Much of the criticism dried up after the Apache’s superlative performance in the 1991 Persian Gulf War. The Apache units deployed for that conflict achieved good operational ready rates despite the additional wear and tear the sandy conditions imposed on the helicopters, and the aircraft was credited with destroying many Iraqi tanks and other armored vehicles. In one famous encounter Iraqi soldiers actually surrendered to a hovering Apache.
But the Gulf War marked the last time that the Apache had seen combat. The U.S. military spent much of the 1990s deployed in Somalia, Haiti, and Bosnia. Of these, the Apaches had deployed only to the peacekeeping mission in
Bosnia, where they were never called on to engage an enemy. This pattern was reflected in the experience levels of the pilots flying on March 2. Of the twelve pilots penciled in for the mission, only three—Carr, Hardy, and Hurley—had flown in combat. All were Desert Storm veterans, but in that war each flew a different aircraft. The dozen pilots on the mission varied in experience from Marriott, who had only about 350 flight hours, to Carr, who had over 5,000. But all shared one thing in common: None had ever flown an Apache in combat.

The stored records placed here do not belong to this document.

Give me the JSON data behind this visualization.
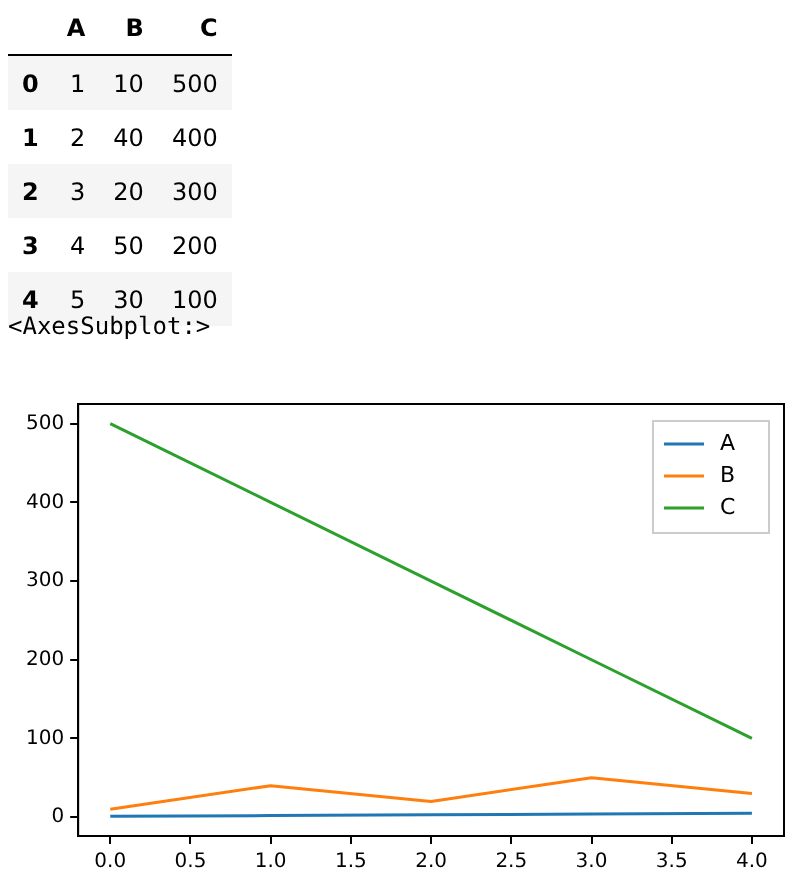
{
  "chart_data": [
    {
      "type": "heatmap",
      "categories": [
        "A",
        "B",
        "C"
      ],
      "y_categories": [
        "0",
        "1",
        "2",
        "3",
        "4"
      ],
      "cells": [
        [
          1,
          10,
          500
        ],
        [
          2,
          40,
          400
        ],
        [
          3,
          20,
          300
        ],
        [
          4,
          50,
          200
        ],
        [
          5,
          30,
          100
        ]
      ],
      "data_labels": true
    },
    {
      "type": "line",
      "x": [
        0,
        1,
        2,
        3,
        4
      ],
      "series": [
        {
          "name": "A",
          "color": "#1f77b4",
          "values": [
            1,
            2,
            3,
            4,
            5
          ]
        },
        {
          "name": "B",
          "color": "#ff7f0e",
          "values": [
            10,
            40,
            20,
            50,
            30
          ]
        },
        {
          "name": "C",
          "color": "#2ca02c",
          "values": [
            500,
            400,
            300,
            200,
            100
          ]
        }
      ],
      "xlim": [
        -0.2,
        4.2
      ],
      "ylim": [
        -23.95,
        524.95
      ],
      "xticks": [
        {
          "value": 0,
          "label": "0.0"
        },
        {
          "value": 0.5,
          "label": "0.5"
        },
        {
          "value": 1,
          "label": "1.0"
        },
        {
          "value": 1.5,
          "label": "1.5"
        },
        {
          "value": 2,
          "label": "2.0"
        },
        {
          "value": 2.5,
          "label": "2.5"
        },
        {
          "value": 3,
          "label": "3.0"
        },
        {
          "value": 3.5,
          "label": "3.5"
        },
        {
          "value": 4,
          "label": "4.0"
        }
      ],
      "yticks": [
        0,
        100,
        200,
        300,
        400,
        500
      ],
      "legend": "top right",
      "marker": "none",
      "line_style": "solid",
      "annotations": [
        "<AxesSubplot:>"
      ]
    }
  ]
}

Each pilot placed his faith in the Apache’s combination of high-tech weapons, maneuverability, and ruggedness. But so much capability came at a high price, not only in dollars, but in the man-hours needed to keep each bird mission capable. The Apache’s maintenance-intensive profile continued to earn it a reputation as an expensive yet unreliable weapons system. In 1999 that reputation sunk to a new low when General Wesley Clark, NATO’s supreme military commander, wanted to use Apaches to attack Serb targets in the Kosovo war. In response to his request, the Pentagon deployed Task Force Hawk, an ad-hoc outfit designed around twenty-four Apaches, from Germany to Albania, but withheld permission from Clark to use it in combat. Diplomatic problems held the helicopters up in Italy for ten days, but to outside observers it seemed the helicopters themselves were at fault. That view gained strength when two Apaches crashed in the Albanian mountains during mission rehearsals, causing the deaths of two pilots. To the immense frustration of Task Force Hawk’s pilots and commanders, not to mention Clark himself, the Pentagon never allowed them to be sent into battle.
The damage to the reputations of the Apache and the Army itself was significant. Within six months the Army reacted by announcing its high-profile “Transformation” effort to design new combat units that are easier to deploy, yet no less lethal and mobile than the tank-heavy force that was victorious in the 1991 Gulf War. But the Apache could not “transform.” It was what it was, and had to stand or fall on its own merits. To many in the media, the Task Force Hawk experience raised new doubts about the helicopter. THE APACHE: AERIAL KILLING MACHINE OR “HANGAR QUEEN”? asked USA Today in a headline. The negative press—and the Pentagon brass’s implicit lack of faith in the aircraft—stung the tight-knit Apache community, which felt the helicopter had been unfairly maligned by people ignorant of the facts regarding the Task Force Hawk fiasco. It may not have been uppermost in the minds of Bill Ryan and his Apache drivers as they climbed into their cockpits and cranked their engines on that chilly March morning, but the reputation of a weapons system was riding on their performance.